Tutorial: First Schema Change in 5 Minutes

Database CI/CD

Bytebase Database CI/CD provides a complete platform for managing database changes throughout the development lifecycle. By eliminating direct database access and enforcing structured processes, it ensures every change is safe, reviewed, and auditable.

The Database CI/CD Lifecycle

Every database change in Bytebase follows a structured lifecycle, regardless of which workflow you choose:

1. Plan Change

Define what needs to change—whether it’s a schema migration (DDL) or data modification (DML). Changes can target:
  • A single database
  • Multiple selected databases
  • A Database Group (databases sharing the same schema)

2. Automatic SQL Review

Built-in SQL advisor validates every change before execution using configurable Review Policies:
  • Syntax validation: Catch SQL errors before deployment
  • Schema rules: Naming conventions, data types, and structure standards
  • Performance checks: Missing indexes, inefficient queries, table scans
  • Security policies: Prevent unsafe operations and data exposure
  • Backward compatibility: Ensure changes won’t break existing applications
  • Best practices: Enforce organizational and industry standards
You can configure SQL Review Policies at the environment or project level to enforce your team’s specific standards and requirements.

3. Approval Process

Flexible approval mechanisms based on your workflow choice:
  • UI-Driven: Built-in multi-level approval within Bytebase
  • GitOps:
    • Leverage pull request reviews in GitHub/GitLab/Bitbucket
    • Integrate with external systems like ServiceNow, Jira, or custom approval workflows
  • Risk-based routing: Automatic approval for low-risk dev changes, mandatory reviews for production

4. Multi-Environment Rollout Pipeline

Changes progress through your environments in a controlled pipeline:
  • Stage-by-stage promotion: Dev → Test → Staging → Production
  • Configurable deployment paths: Define custom environment chains
  • Database Groups per stage: Different database sets for each environment
  • Gated progression: Manual or automatic promotion between stages
  • Environment-specific policies: Different review rules per stage
Within each stage, deployments execute with precision:
  • Parallel execution: Deploy across Database Groups simultaneously
  • Sequential ordering: Respect dependencies between databases
  • Real-time monitoring: Track progress and view execution logs
  • Automatic retry: Handle transient failures gracefully

5. Rollback Capabilities

Instant recovery when things go wrong:
  • DML Instant Rollback: One-click recovery for UPDATE/DELETE operations
  • Schema Rollback: Generate reverse migration scripts for DDL changes
  • Automatic backup before risky DML operations

6. Schema Monitoring

Detect schema drift when changes occur outside the CI/CD pipeline, ensuring your databases remain in their expected state.

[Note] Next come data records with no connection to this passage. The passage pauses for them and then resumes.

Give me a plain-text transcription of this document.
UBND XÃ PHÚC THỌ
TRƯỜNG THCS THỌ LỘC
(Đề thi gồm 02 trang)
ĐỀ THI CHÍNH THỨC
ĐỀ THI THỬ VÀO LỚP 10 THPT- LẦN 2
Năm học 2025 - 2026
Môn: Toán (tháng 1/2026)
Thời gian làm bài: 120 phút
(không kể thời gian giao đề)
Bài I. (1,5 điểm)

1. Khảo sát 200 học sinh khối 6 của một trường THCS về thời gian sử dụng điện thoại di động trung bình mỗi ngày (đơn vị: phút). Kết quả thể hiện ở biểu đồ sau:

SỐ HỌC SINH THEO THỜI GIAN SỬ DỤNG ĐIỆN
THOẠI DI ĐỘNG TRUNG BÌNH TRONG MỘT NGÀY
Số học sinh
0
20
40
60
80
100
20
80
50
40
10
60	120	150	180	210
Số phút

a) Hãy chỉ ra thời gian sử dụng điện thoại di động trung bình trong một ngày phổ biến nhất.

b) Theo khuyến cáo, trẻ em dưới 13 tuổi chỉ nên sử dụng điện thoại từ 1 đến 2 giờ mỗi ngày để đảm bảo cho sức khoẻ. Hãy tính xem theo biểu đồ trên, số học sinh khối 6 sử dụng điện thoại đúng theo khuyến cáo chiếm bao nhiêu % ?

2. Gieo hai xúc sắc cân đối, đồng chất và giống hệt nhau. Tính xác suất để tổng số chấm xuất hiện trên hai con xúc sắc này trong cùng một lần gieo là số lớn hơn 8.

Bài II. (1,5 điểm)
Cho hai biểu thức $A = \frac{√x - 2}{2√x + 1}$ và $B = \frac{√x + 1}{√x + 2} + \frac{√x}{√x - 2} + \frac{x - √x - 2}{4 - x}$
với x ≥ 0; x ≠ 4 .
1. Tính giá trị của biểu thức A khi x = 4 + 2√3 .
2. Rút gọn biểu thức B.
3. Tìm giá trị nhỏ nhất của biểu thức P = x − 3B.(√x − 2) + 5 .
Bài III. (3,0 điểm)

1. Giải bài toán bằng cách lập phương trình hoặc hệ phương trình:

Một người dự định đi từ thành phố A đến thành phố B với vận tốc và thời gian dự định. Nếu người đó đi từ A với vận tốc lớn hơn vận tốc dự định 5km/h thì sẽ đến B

Batch Changes with Database Groups

Deploy changes at scale using Database Groups—logical collections of databases that share the same schema:
  • Multi-tenant SaaS: Update all tenant databases simultaneously
  • Geographic distribution: Roll out to regional databases in controlled waves
  • Environment management: Group databases by dev/staging/prod for systematic promotion
Database Groups enable you to manage 10 or 10,000 databases with the same effort.

Choose Your Workflow

Bytebase offers two workflows to integrate with your existing processes:

UI-Driven Workflow

Visual, self-contained workflow managed entirely through Bytebase console

GitOps Workflow

Code-first approach integrated with your Git provider (GitHub, GitLab, Bitbucket) and CI/CD pipeline

Which Workflow Should You Choose?

Choose UI-Driven Workflow If:

You prefer visual interfaces — Point-and-click change management with immediate feedback You need centralized control — All database changes managed in one dedicated platform Multiple teams involved — DBAs, security, and compliance teams need visibility and approval rights No existing CI/CD for databases — Get started quickly without setting up additional infrastructure Ad-hoc changes are common — Hotfixes and emergency changes need quick turnaround Best for: Teams establishing database DevOps practices, organizations with dedicated DBAs, enterprises requiring multi-level approvals Learn more about UI-Driven Workflow →

Choose GitOps Workflow If:

Database schema = Application code — Migration scripts live alongside your application Existing CI/CD pipelines — Database changes follow your established deployment process Developer-centric culture — Engineers own the full stack including database Git is your source of truth — All changes tracked through version control Automation first — Minimize manual intervention in deployments Best for: DevOps teams, microservices architectures, organizations practicing Infrastructure-as-Code Learn more about GitOps Workflow →

Can I Use Both?

Yes! Many teams use both workflows:
  • GitOps for routine application deployments
  • UI-Driven for complex migrations, hotfixes, or sensitive production changes
  • Different workflows for different teams or projects
Both workflows share the same underlying CI/CD lifecycle, ensuring consistency regardless of how changes are initiated.